Kambiyo Senetlerine Özgü Haciz Yolunda İmzaya İtiraz
Geçtiğimiz haftaki yazımızda kambiyo senedi olan bono (emre muharrer senet), çek ve poliçenin icra takibine konu edilmesini ve sonuçlarını incelemiştik. Bu haftaki yazımızda ise kambiyo senetlerine özgü takibe yapılabilecek itirazlardan biri olan imzaya itiraz sürecini inceleyeceğiz.
Borçlu, takip konusunu oluşturan kambiyo senedindeki imzanın kendisine ait olmadığı itirazında bulunabilir. Borçlu bu itirazını beş gün içinde bir dilekçe ile icra mahkemesine bildirmelidir. İmzanın kendisine ait olmadığını iddia eden borçlu, itiraz için vereceği dilekçede mutlaka imzaya itiraz ettiğini açıkça bildirmelidir. Yalnızca “böyle bir borcum bulunmamaktadır” şeklinde yapılan itirazlar borca itiraz niteliğinde olup, imzaya itiraz olarak değerlendirilemeyecektir.
Borçlunun imzaya itirazını, yasa gereği icra mahkemesi mutlaka duruşmalı olarak incelemek mecburiyetindedir. İcra mahkemesi yapılan inceleme sonunda borçlunun imzaya itirazını kabul ederse, takibin durdurulmasına karar verir. İtirazın kabulü ile birlikte alacaklının kambiyo senedini icra takibine koymada kötü niyeti olduğu tespit edilirse mahkeme alacaklıyı kambiyo senedine dayanan takip konusu alacağın yüzde yirmisinden aşağı olmamak üzere tazminata mahkum eder. Yargıtay’ın içtihat oluşturan kararlarında, imzaya itirazın incelenmesinin bilirkişi marifetiyle yapılmaması durumunda, imzaya itiraz kabul edildiği takdirde borçlu lehine tazminat kararı verilemeyeceği vurgulanmıştır.
İcra mahkemesi borçlunun yapmış olduğu imzaya itirazını, kendi yapacağı veya bilirkişiye yaptıracağı inceleme sonunda haklı görmeyip bu itirazı reddedebilir. Bunun yanı sıra yine aynı kararda borçlu aleyhine, kambiyo senedine dayanan takip konusu alacağın yüzde yirmisinden aşağı olmamak üzere inkar tazminatına hükmeder. İcra mahkemesinin imzaya itirazın reddi kararı üzerine alacaklı takibe devam ederek borçlunun mallarına haciz konulmasını sağlayabilecektir.
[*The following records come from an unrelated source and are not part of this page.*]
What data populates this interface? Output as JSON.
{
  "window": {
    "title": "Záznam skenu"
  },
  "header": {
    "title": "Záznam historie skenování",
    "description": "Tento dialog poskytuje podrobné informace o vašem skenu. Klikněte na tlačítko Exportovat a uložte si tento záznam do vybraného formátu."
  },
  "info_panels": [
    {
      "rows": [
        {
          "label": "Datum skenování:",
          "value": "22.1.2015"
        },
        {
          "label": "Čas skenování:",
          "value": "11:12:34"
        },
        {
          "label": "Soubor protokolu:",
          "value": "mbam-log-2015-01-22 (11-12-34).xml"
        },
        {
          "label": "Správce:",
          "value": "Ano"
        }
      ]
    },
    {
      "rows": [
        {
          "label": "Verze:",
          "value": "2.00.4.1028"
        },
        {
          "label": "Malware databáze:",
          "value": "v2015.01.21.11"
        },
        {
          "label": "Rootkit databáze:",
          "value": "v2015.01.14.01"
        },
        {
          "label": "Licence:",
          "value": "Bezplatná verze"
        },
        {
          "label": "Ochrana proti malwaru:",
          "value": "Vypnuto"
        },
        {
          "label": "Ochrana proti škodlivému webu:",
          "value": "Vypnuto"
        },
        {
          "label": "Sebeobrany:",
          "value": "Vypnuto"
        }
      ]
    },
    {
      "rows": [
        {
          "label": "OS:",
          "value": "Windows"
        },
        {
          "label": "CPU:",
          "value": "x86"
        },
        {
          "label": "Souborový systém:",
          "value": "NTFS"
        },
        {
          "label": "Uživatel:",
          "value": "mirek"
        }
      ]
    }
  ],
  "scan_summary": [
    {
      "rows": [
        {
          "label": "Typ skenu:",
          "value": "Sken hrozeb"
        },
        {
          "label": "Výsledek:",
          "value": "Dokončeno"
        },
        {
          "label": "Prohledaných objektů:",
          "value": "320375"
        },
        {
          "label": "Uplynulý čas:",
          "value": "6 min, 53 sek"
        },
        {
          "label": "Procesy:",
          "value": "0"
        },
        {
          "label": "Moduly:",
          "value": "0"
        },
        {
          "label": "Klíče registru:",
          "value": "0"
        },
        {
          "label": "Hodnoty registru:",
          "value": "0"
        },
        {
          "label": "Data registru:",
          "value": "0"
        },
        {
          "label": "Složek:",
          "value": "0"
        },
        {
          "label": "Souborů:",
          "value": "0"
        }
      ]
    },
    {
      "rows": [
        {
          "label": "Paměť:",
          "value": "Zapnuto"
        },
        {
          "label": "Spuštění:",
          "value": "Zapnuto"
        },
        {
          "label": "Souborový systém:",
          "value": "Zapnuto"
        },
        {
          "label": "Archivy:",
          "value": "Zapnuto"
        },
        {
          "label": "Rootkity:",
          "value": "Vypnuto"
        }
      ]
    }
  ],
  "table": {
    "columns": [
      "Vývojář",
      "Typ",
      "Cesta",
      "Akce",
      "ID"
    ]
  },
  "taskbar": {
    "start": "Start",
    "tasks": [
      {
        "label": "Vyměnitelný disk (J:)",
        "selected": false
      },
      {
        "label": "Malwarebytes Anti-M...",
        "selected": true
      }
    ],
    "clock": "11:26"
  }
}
İmzaya itiraz kurumunda en önemli sorun, bazı hallerde imzanın borçluya ait olup olmadığının tespit edilmesinin mümkün olmamasıdır. Örneğin, çek, bono veya poliçedeki imzanın yazı karakteri içermeyerek yalnızca basit karalama tarzında çizgilerden oluşması durumunda, atılan imzanın kimin eli ürünü olduğu tespit edilememektedir. Hal böyle iken, alacaklının takibe devam edebilmesi ve bunun sonucu olarak alacağını elde etmesi zorlaşmaktadır. Yargıtay Hukuk Genel Kurulunun 06.02.2008 tarihli, 2008/12-77 Esas ve 2008/90 Karar sayılı kararında, imzanın borçluya ait olup olmadığının tespit edilemediği durumlarda, bunun ispatının alacaklı tarafından yapılması gerektiğinin altı çizilmiştir. Hukuk Genel Kurulu, yerel mahkemece ispat külfetinin borçluya yüklenerek ve borçlunun bu ispatı gerçekleştirememesi nedeniyle imzaya itirazlarının reddedilmesini yasaya ve hukuka aykırı bulmuştur.
Asıl olan “herkes iddiasını ispatlamakla yükümlüdür” kuralıdır. Ancak, işin uzmanı olan bilirkişilerin dahi bu tür imzaların kimin eli ürünü olduğunun tespitinde zorlanması düşünüldüğünde, bu külfetin tamamen alacaklıya yüklenmesi kanımca olması gereken hukuka ve hakkaniyete uygun değildir. Bu nedenle tavsiyemiz, alacaklının herhangi birinden çek, senet veya bono alması durumunda borçluya ait imza sirkülerinin de borçludan talep edilmesidir. Böylelikle alacaklı, borçlunun kambiyo senedi üzerindeki imzaya itirazı durumunda, elinde bulunan yazılı belgeye yani borçluya ait olan imza sirkülerine dayanarak itirazın bertaraf edilmesini sağlayabilecektir.